Experience with the Internet or with e-commerce may also affect online deception. Past online experiences may motivate an individual to be more or less forthright in future online interactions. Certainly, boundary turbulence experienced during past online disclosure should have a negative impact on consumers’ willingness to disclose information in subsequent transactions. Although this issue has not been tested empirically, Fox (2000) found that experienced Internet users reported providing false personal information to websites more often than less experienced users.

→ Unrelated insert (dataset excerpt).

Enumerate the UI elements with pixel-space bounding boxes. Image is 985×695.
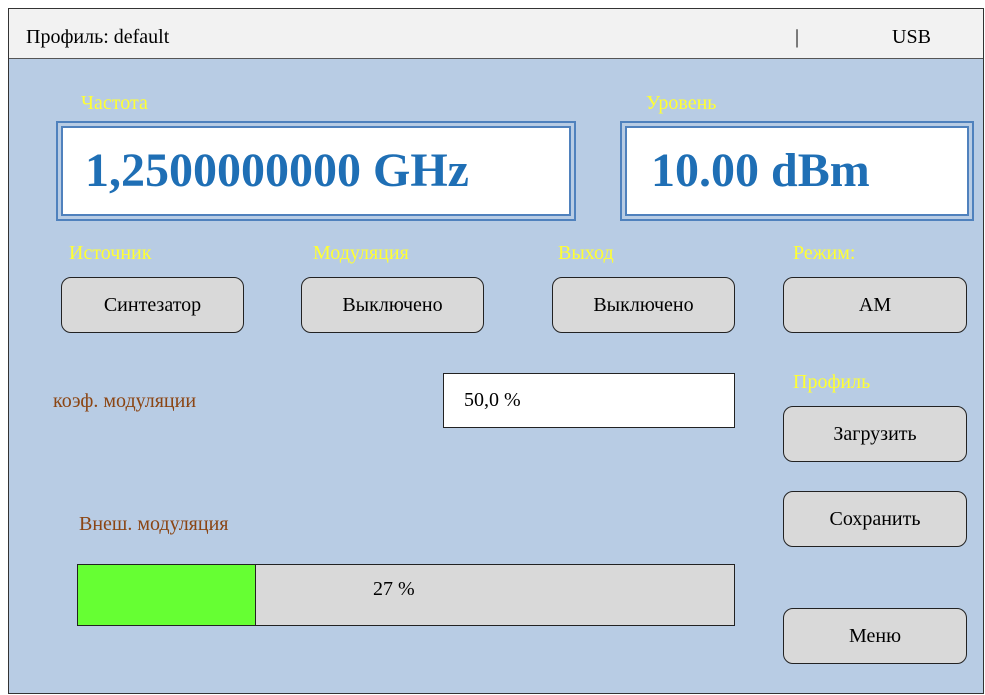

Finally, as mentioned earlier, not everyone reads privacy policies. Those with greater concern about online privacy, or those who have suffered privacy problems as a result of past online disclosure, may be more motivated to read them. Other factors may influence motivation as well. For example, as discussed earlier, higher concern for privacy has been linked to gender, where women have been shown to be more concerned than men about privacy. Also, past Internet and e-commerce experience may impact one’s motivation to read privacy statements as a means to protect privacy, although it is difficult to predict in what direction: Greater experience could lead people to read privacy policies less frequently, as trust in the security of online commerce is developed through positive experiences (see Miyazaki & Fernandez, 2001). Alternatively, negative online or e-commerce experiences could have the opposite effect, leading consumers to scrutinize etailers’ policies more thoroughly. As a first step toward examining these issues, the last research question asks whether factors identified by CPM theory, including gender, motivation, and experience, impact disclosure in e-commerce settings:
RQ3: Do individual differences in gender, level of concern about online privacy, and Internet or e-commerce experience influence online consumers’ rates of information seeking, falsification, or withholding on a commercial website?